10 Questions to Prevent KPI Unintended Consequencesby Stacey Barr
When we measure, there are consequences. Ask these questions so you can prevent unwanted unintended consequences triggered by your KPIs.
In our world everything is interconnected, like the tides and the weather and the flowers and the bees. When something happens with one part of the system, there are flow-on consequences for other connected parts of the system.
Nothing is an exception to this. Not even such abstract things as performance measures or KPIs. When we start measuring something new, there are flow-on consequences for other parts of the organisation’s system.
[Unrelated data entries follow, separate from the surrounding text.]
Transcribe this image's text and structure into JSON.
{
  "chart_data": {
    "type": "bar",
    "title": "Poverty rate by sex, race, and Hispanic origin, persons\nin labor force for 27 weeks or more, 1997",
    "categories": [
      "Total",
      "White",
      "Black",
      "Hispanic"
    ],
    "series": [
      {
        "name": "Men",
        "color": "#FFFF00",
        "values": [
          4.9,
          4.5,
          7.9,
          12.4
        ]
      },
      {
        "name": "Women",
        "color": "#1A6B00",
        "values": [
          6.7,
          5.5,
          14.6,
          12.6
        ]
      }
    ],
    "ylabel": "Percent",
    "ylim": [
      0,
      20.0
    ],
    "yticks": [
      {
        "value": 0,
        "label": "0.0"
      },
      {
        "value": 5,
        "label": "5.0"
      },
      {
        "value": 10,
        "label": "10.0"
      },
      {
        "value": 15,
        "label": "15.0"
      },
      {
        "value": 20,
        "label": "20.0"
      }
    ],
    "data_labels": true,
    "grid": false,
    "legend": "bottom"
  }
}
And many of the consequences are unintended – we didn’t choose the KPI to create them, but they happen nonetheless.
Unintended consequences can be good or bad.
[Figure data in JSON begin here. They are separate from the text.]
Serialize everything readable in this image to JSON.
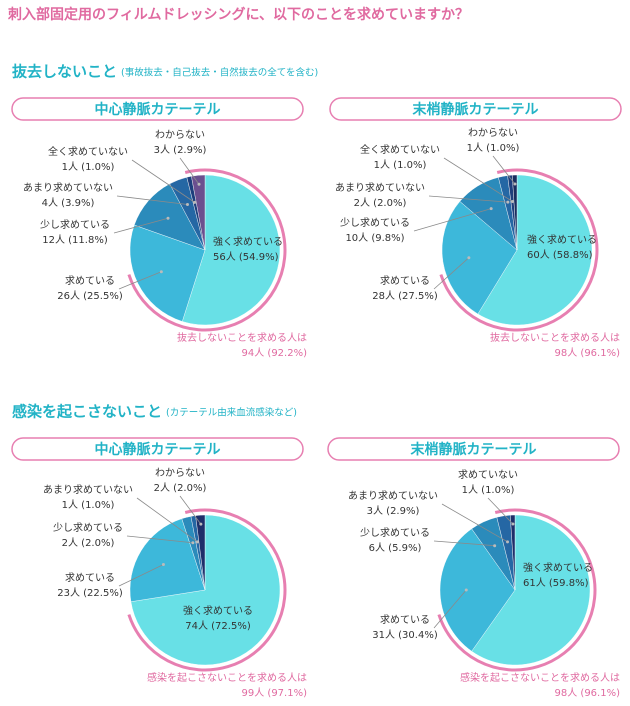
{
  "title": "刺入部固定用のフィルムドレッシングに、以下のことを求めていますか？",
  "sections": [
    {
      "heading": "抜去しないこと",
      "note": "(事故抜去・自己抜去・自然抜去の全てを含む)"
    },
    {
      "heading": "感染を起こさないこと",
      "note": "(カテーテル由来血流感染など)"
    }
  ],
  "chart_data": [
    {
      "type": "pie",
      "title": "中心静脈カテーテル",
      "categories": [
        "強く求めている",
        "求めている",
        "少し求めている",
        "あまり求めていない",
        "全く求めていない",
        "わからない"
      ],
      "values": [
        54.9,
        25.5,
        11.8,
        3.9,
        1.0,
        2.9
      ],
      "value_labels": [
        "56人 (54.9%)",
        "26人 (25.5%)",
        "12人 (11.8%)",
        "4人 (3.9%)",
        "1人 (1.0%)",
        "3人 (2.9%)"
      ],
      "colors": [
        "#68e0e6",
        "#3db8da",
        "#2b8bbb",
        "#2567a4",
        "#1e3f7c",
        "#6b4f8f"
      ],
      "annotation": [
        "抜去しないことを求める人は",
        "94人 (92.2%)"
      ]
    },
    {
      "type": "pie",
      "title": "末梢静脈カテーテル",
      "categories": [
        "強く求めている",
        "求めている",
        "少し求めている",
        "あまり求めていない",
        "全く求めていない",
        "わからない"
      ],
      "values": [
        58.8,
        27.5,
        9.8,
        2.0,
        1.0,
        1.0
      ],
      "value_labels": [
        "60人 (58.8%)",
        "28人 (27.5%)",
        "10人 (9.8%)",
        "2人 (2.0%)",
        "1人 (1.0%)",
        "1人 (1.0%)"
      ],
      "colors": [
        "#68e0e6",
        "#3db8da",
        "#2b8bbb",
        "#2567a4",
        "#1e3f7c",
        "#1a2d5e"
      ],
      "annotation": [
        "抜去しないことを求める人は",
        "98人 (96.1%)"
      ]
    },
    {
      "type": "pie",
      "title": "中心静脈カテーテル",
      "categories": [
        "強く求めている",
        "求めている",
        "少し求めている",
        "あまり求めていない",
        "わからない"
      ],
      "values": [
        72.5,
        22.5,
        2.0,
        1.0,
        2.0
      ],
      "value_labels": [
        "74人 (72.5%)",
        "23人 (22.5%)",
        "2人 (2.0%)",
        "1人 (1.0%)",
        "2人 (2.0%)"
      ],
      "colors": [
        "#68e0e6",
        "#3db8da",
        "#2b8bbb",
        "#2567a4",
        "#1e2f6a"
      ],
      "annotation": [
        "感染を起こさないことを求める人は",
        "99人 (97.1%)"
      ]
    },
    {
      "type": "pie",
      "title": "末梢静脈カテーテル",
      "categories": [
        "強く求めている",
        "求めている",
        "少し求めている",
        "あまり求めていない",
        "求めていない"
      ],
      "values": [
        59.8,
        30.4,
        5.9,
        2.9,
        1.0
      ],
      "value_labels": [
        "61人 (59.8%)",
        "31人 (30.4%)",
        "6人 (5.9%)",
        "3人 (2.9%)",
        "1人 (1.0%)"
      ],
      "colors": [
        "#68e0e6",
        "#3db8da",
        "#2b8bbb",
        "#2567a4",
        "#1e2f6a"
      ],
      "annotation": [
        "感染を起こさないことを求める人は",
        "98人 (96.1%)"
      ]
    }
  ]
}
Some of a KPI’s consequences will be good news. Like how Southwest Airlines’ KPI of Plane Turnaround Time has good consequences of higher profit, better customer loyalty and greater employee collaboration. Good unintended consequences can be leveraged.
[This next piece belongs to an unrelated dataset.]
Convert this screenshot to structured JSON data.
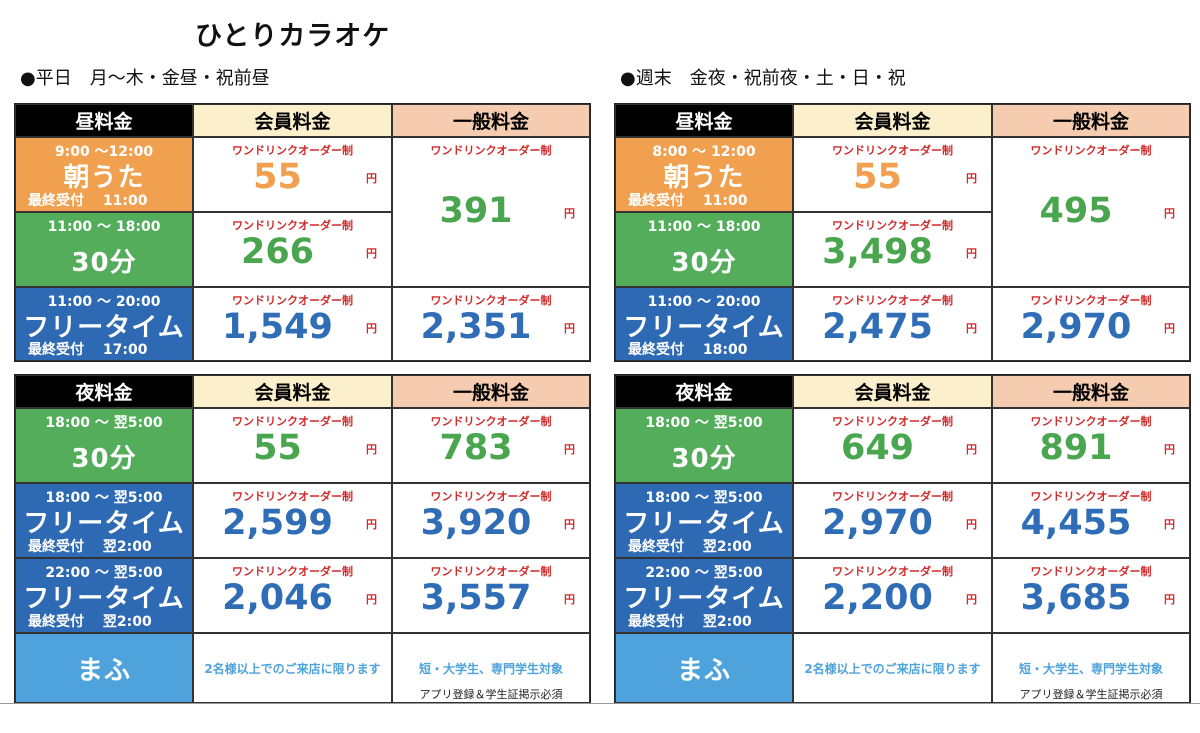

But some of a KPI’s consequences will be bad news. Like how banks have measured Sales per Branch which drove employees to sell products to customers who didn’t need them or couldn’t afford them and to even create fake customers to open new accounts. Bad unintended consequences need to be managed, mitigated, or best of all, prevented.
Prevent the bad unintended consequences.
To prevent the unwanted unintended consequences of a new KPI or performance measure, here are 10 questions to prompt you to decide whether to manage, mitigate or prevent them:
- Could measuring this cause or increase harm to anyone?
- Could this measure insult or undermine the dignity of anyone (and thereby lose their support)?
- If this measure improved, could that sabotage another result’s or measure’s performance?
- Is improving this measure at odds with any of the organisation’s values?
- Is it possible that improving this measure might create more waste?
- Will this measure undermine collaboration?
- Might reaching a target for this measure escalate internal competition for fixed resources?
- Is the measure likely to encourage a quick fix that will ultimately fail?
- Will implementing and using this measure shift the burden of cost to another part of the system?
- Is this measure capable of triggering gaming behaviours?
What other questions would your own experience add to this list?
Any KPI can have negative unintended consequences. If you can’t mitigate them, maybe it’s not worth measuring it.